Contexto e Reação do Mercado
A administradora Ouribank Banco comunicou ao mercado, por meio de fato relevante, que adotará todas as medidas previstas em contrato, incluindo a cobrança de multa e encargos financeiros. O episódio reforça a preocupação dos cotistas com a previsibilidade de caixa do fundo, especialmente em um momento de maior sensibilidade do mercado imobiliário, onde atrasos podem comprometer a distribuição de rendimentos.
Histórico de Inadimplência e Impacto na Confiança
Não é a primeira vez que o TRCO11 enfrenta esse tipo de situação. Em janeiro, o fundo já havia comunicado o não pagamento do aluguel referente a dezembro de 2025 pela mesma inquilina, regularizado apenas no dia 23 daquele mês, com aplicação de multa de 5% e juros de 1% ao mês. A recorrência desses atrasos aumenta a percepção de risco entre os investidores, principalmente devido à concentração de receita em um único contrato, tornando o fundo mais vulnerável a oscilações de caixa.
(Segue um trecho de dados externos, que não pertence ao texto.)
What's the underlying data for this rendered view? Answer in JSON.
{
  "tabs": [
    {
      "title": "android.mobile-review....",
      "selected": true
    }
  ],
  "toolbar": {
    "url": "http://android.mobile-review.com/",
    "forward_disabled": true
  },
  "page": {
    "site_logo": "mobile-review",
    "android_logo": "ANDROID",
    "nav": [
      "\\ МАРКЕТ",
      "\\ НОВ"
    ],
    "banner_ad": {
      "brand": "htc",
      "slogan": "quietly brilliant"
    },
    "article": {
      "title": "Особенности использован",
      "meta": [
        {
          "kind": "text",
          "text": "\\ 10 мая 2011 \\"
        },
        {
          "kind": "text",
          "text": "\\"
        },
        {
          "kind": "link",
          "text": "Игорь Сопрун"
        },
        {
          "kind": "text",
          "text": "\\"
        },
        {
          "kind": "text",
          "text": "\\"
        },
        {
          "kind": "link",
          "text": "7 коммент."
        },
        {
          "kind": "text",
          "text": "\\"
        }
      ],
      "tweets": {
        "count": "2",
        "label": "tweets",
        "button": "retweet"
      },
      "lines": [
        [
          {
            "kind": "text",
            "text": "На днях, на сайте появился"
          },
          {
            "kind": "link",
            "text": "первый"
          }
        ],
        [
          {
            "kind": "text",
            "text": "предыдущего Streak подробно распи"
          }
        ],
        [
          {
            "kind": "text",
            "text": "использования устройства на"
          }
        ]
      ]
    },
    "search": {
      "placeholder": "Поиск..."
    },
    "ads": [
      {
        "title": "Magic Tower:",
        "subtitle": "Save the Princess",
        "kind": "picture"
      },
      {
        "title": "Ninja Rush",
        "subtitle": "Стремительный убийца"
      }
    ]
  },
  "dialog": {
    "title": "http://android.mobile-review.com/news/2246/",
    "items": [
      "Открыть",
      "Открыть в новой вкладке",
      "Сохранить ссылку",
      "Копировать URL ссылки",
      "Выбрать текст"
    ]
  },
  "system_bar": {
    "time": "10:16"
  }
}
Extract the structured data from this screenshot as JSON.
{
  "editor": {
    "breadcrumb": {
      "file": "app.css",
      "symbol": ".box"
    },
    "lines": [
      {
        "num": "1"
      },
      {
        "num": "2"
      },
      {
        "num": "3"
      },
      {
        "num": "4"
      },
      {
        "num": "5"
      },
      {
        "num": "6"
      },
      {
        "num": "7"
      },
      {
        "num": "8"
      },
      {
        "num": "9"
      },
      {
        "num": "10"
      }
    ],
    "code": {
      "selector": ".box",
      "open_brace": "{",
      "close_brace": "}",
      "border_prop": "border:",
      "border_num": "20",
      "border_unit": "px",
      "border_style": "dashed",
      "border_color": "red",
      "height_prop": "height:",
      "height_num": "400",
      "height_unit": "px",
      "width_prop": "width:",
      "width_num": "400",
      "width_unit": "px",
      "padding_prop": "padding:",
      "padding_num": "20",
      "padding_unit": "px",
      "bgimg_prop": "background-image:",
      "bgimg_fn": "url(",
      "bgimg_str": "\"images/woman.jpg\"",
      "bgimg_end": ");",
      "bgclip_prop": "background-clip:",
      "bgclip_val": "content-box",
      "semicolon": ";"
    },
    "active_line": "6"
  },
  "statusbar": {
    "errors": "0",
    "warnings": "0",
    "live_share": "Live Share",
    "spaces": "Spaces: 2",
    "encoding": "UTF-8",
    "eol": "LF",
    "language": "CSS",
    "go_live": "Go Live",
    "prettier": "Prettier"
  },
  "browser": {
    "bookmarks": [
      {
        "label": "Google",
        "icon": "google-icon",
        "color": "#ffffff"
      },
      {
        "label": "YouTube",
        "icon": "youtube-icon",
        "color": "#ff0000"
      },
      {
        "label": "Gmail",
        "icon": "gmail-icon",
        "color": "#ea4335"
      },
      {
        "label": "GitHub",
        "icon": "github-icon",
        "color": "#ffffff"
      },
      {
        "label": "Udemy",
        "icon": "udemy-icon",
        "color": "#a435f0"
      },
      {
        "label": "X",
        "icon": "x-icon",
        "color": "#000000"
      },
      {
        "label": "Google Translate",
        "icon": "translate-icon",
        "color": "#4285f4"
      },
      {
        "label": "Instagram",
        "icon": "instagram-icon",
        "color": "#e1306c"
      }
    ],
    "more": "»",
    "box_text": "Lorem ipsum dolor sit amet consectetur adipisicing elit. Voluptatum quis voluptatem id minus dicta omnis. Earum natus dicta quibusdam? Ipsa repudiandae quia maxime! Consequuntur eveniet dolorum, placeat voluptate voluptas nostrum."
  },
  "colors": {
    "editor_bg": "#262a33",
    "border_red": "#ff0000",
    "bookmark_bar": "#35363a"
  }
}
Portfólio Concentrado Amplia Riscos
O TRCO11 possui um portfólio altamente concentrado, composto exclusivamente pela Torre Rio Claro Offices, um edifício de padrão AAA localizado no Complexo Cidade Matarazzo, na região da Avenida Paulista. Apesar do alto padrão do ativo e do contrato de locação com vencimento apenas em 2032, reajustado pelo IPCA (Índice Nacional de Preços ao Consumidor Amplo), a dependência de um único locatário amplia o risco operacional e a sensibilidade do fundo a eventos de inadimplência.
Análise e Perspectivas
A situação do TRCO11 evidencia a importância da diversificação de portfólio para fundos imobiliários, especialmente em cenários de maior volatilidade econômica. Investidores atentos devem monitorar de perto a evolução do caso e avaliar o impacto potencial sobre a distribuição de rendimentos futuros.